Determining nth value of the Fibonacci series or Fibonacci like series is well known and easy to calculate. Can that be reversed?
Can we calculate 1st and 2nd element of the series by giving the value of nth element?
for example, for non Fibonacci series number: 1398 the first and second element of that series is 6: 6 6 12 18 30 48 78 126 204 330 534 864 1398
by knowing only 1398, are we able to compute that it is 13th element in the series where first two elements are 6 an 6?
On
The first two terms of the regular Fibonacci series (RFS) are $1$. A more general case is that the first two terms are positive integers $a$ and $b$ respectively. For convenience, we may call it "generalized Fibonacci series" (GFS), and denote its $n$-th term by $g_n$.
It is possible to find the first two term $a$ and $b$ of the GFS with the known $n$-th term as follows.
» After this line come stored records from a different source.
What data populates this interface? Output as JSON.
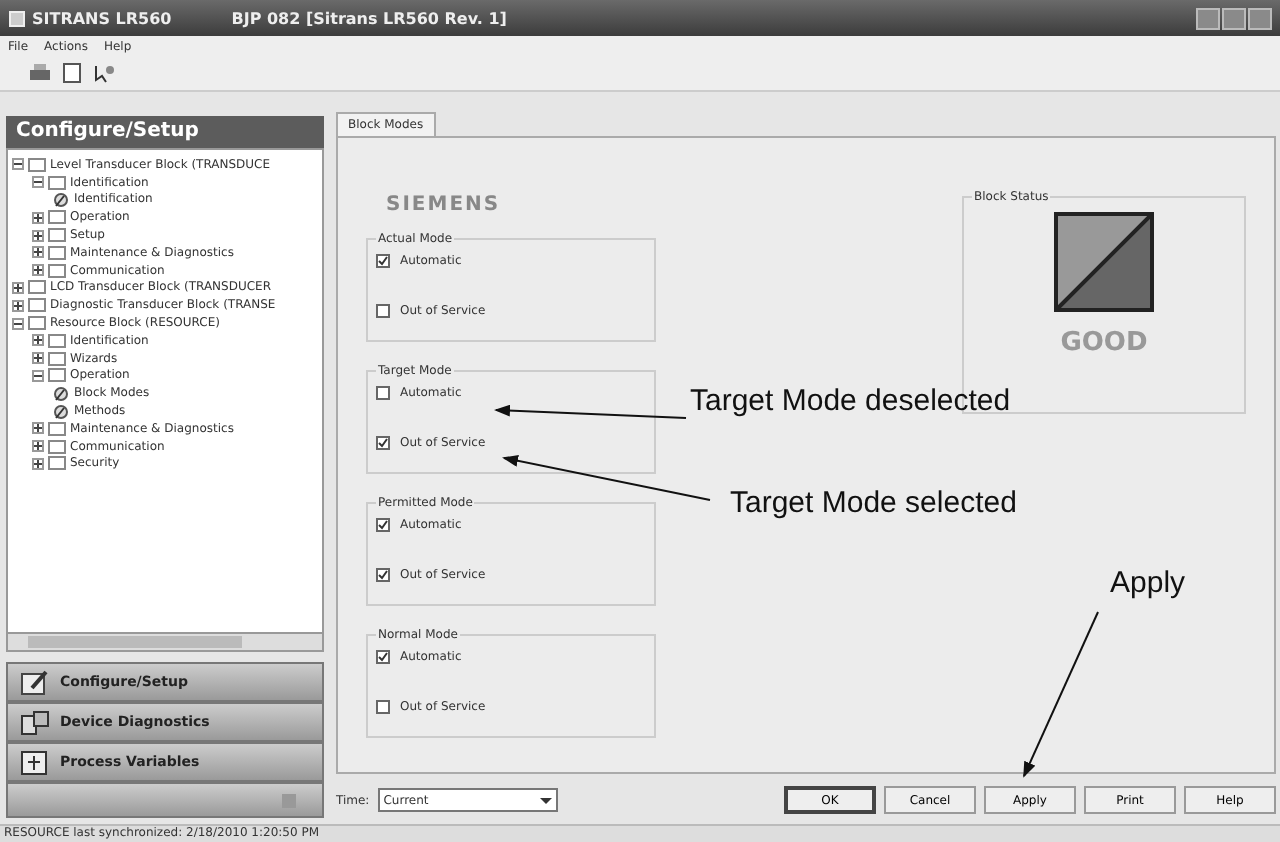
{
  "window": {
    "app": "SITRANS LR560",
    "title": "BJP 082 [Sitrans LR560 Rev. 1]"
  },
  "menu": [
    "File",
    "Actions",
    "Help"
  ],
  "sidebar": {
    "title": "Configure/Setup",
    "tree": [
      {
        "label": "Level Transducer Block (TRANSDUCE",
        "kind": "folder",
        "expanded": true,
        "children": [
          {
            "label": "Identification",
            "kind": "folder",
            "expanded": true,
            "children": [
              {
                "label": "Identification",
                "kind": "method"
              }
            ]
          },
          {
            "label": "Operation",
            "kind": "folder",
            "expanded": false
          },
          {
            "label": "Setup",
            "kind": "folder",
            "expanded": false
          },
          {
            "label": "Maintenance & Diagnostics",
            "kind": "folder",
            "expanded": false
          },
          {
            "label": "Communication",
            "kind": "folder",
            "expanded": false
          }
        ]
      },
      {
        "label": "LCD Transducer Block (TRANSDUCER",
        "kind": "folder",
        "expanded": false
      },
      {
        "label": "Diagnostic Transducer Block (TRANSE",
        "kind": "folder",
        "expanded": false
      },
      {
        "label": "Resource Block (RESOURCE)",
        "kind": "folder",
        "expanded": true,
        "children": [
          {
            "label": "Identification",
            "kind": "folder",
            "expanded": false
          },
          {
            "label": "Wizards",
            "kind": "folder",
            "expanded": false
          },
          {
            "label": "Operation",
            "kind": "folder",
            "expanded": true,
            "children": [
              {
                "label": "Block Modes",
                "kind": "method"
              },
              {
                "label": "Methods",
                "kind": "method"
              }
            ]
          },
          {
            "label": "Maintenance & Diagnostics",
            "kind": "folder",
            "expanded": false
          },
          {
            "label": "Communication",
            "kind": "folder",
            "expanded": false
          },
          {
            "label": "Security",
            "kind": "folder",
            "expanded": false
          }
        ]
      }
    ],
    "nav": [
      {
        "label": "Configure/Setup",
        "kind": "setup"
      },
      {
        "label": "Device Diagnostics",
        "kind": "diagnostics"
      },
      {
        "label": "Process Variables",
        "kind": "variables"
      }
    ]
  },
  "tabs": [
    {
      "label": "Block Modes",
      "selected": true
    }
  ],
  "logo": "SIEMENS",
  "mode_groups": [
    {
      "title": "Actual Mode",
      "options": [
        {
          "label": "Automatic",
          "checked": true
        },
        {
          "label": "Out of Service",
          "checked": false
        }
      ]
    },
    {
      "title": "Target Mode",
      "options": [
        {
          "label": "Automatic",
          "checked": false
        },
        {
          "label": "Out of Service",
          "checked": true
        }
      ]
    },
    {
      "title": "Permitted Mode",
      "options": [
        {
          "label": "Automatic",
          "checked": true
        },
        {
          "label": "Out of Service",
          "checked": true
        }
      ]
    },
    {
      "title": "Normal Mode",
      "options": [
        {
          "label": "Automatic",
          "checked": true
        },
        {
          "label": "Out of Service",
          "checked": false
        }
      ]
    }
  ],
  "block_status": {
    "title": "Block Status",
    "status": "GOOD"
  },
  "time": {
    "label": "Time:",
    "value": "Current"
  },
  "buttons": [
    {
      "label": "OK",
      "default": true
    },
    {
      "label": "Cancel",
      "default": false
    },
    {
      "label": "Apply",
      "default": false
    },
    {
      "label": "Print",
      "default": false
    },
    {
      "label": "Help",
      "default": false
    }
  ],
  "status_bar": "RESOURCE last synchronized: 2/18/2010 1:20:50 PM",
  "annotations": [
    "Target Mode deselected",
    "Target Mode selected",
    "Apply"
  ]
}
When $n$ is sufficiently large, the ratio of two adjacent terms is well approximate to $c=\frac{1+\sqrt5}{2}\approx1.618034...$. Thus, for example, with given $g_{13}=1398$, we can get $g_{12}=round(1398/1.618034)=864$. Then by iterative subtractions, $g_{k}=g_{k+2}-g_{k+1}$, for $k=n-2, n-3, ..., 2,1$, we can finally get $(a,b)=(6,6)$ .
This method has a limitation that the value of $n$ for the known $g_n$ should be sufficiently large with respect to the initial values $(a,b)$. That means, if $a$ and $b$ are quite large, $n$ also needs to be quite large.
Below is another possible method to avoid this problem. While the $n$-th term of the regular Fibonacci series can be expressed as
$f_n=\frac{1}{\sqrt5}[(\frac{1+\sqrt5}{2})^n-(\frac{1-\sqrt5}{2})^n]$,
the $n$-th term of the generalized Fibonacci series can be expressed as
$g_n=af_{n-2}+bf_{n-1}$.
This is a linear Diophantine equation (DEQ) with known $g_n$, $f_{n-2}$ and $f_{n-1}$. For example, with $g_{13}=1398$, $f_{12}=144$, $f_{11}=89$, we have the DEQ
$89a+144b=1398$.
This DEQ has a unique positive integer solution for both $a$ and $b$, i.e., $(a,b)=(6, 6)$.
First, let's clarify that the thirteenth element in the recurrence is really $f_{12}$ since the first element is $f_0$. Now that said, I am assuming that by Fibonacci-like you mean that $f_n=f_{n-1}+f_{n-2}$, as opposed to the more general $f_n=af_{n-1}+bf_{n-2}$. The general solution to your Fibonacci-like equation is given by
$$ f_n=\bigg(f_1-\frac{f_0}{2}\bigg)F_n+\frac{f_0}{2}L_n $$
where
$$ F_n=\frac{\varphi^n-\psi^n}{\varphi-\psi}\\ L_n=\frac{\varphi^n+\psi^n}{\varphi+\psi} $$
where, of course, $\varphi,\psi=(1\pm\sqrt{5})/2$.
For your particular case, given $f_{12}=1398$, we seek to find $f_{0,1}$ from
$$ f_{12}=\bigg(f_1-\frac{f_0}{2}\bigg)F_{12}+\frac{f_0}{2}L_{12} $$
Alas, we have one equation in two unknowns, so we cannot find a solution unless $f_0=f_1$. I believe this will always give a solution, although it may turn out to be a non-integer.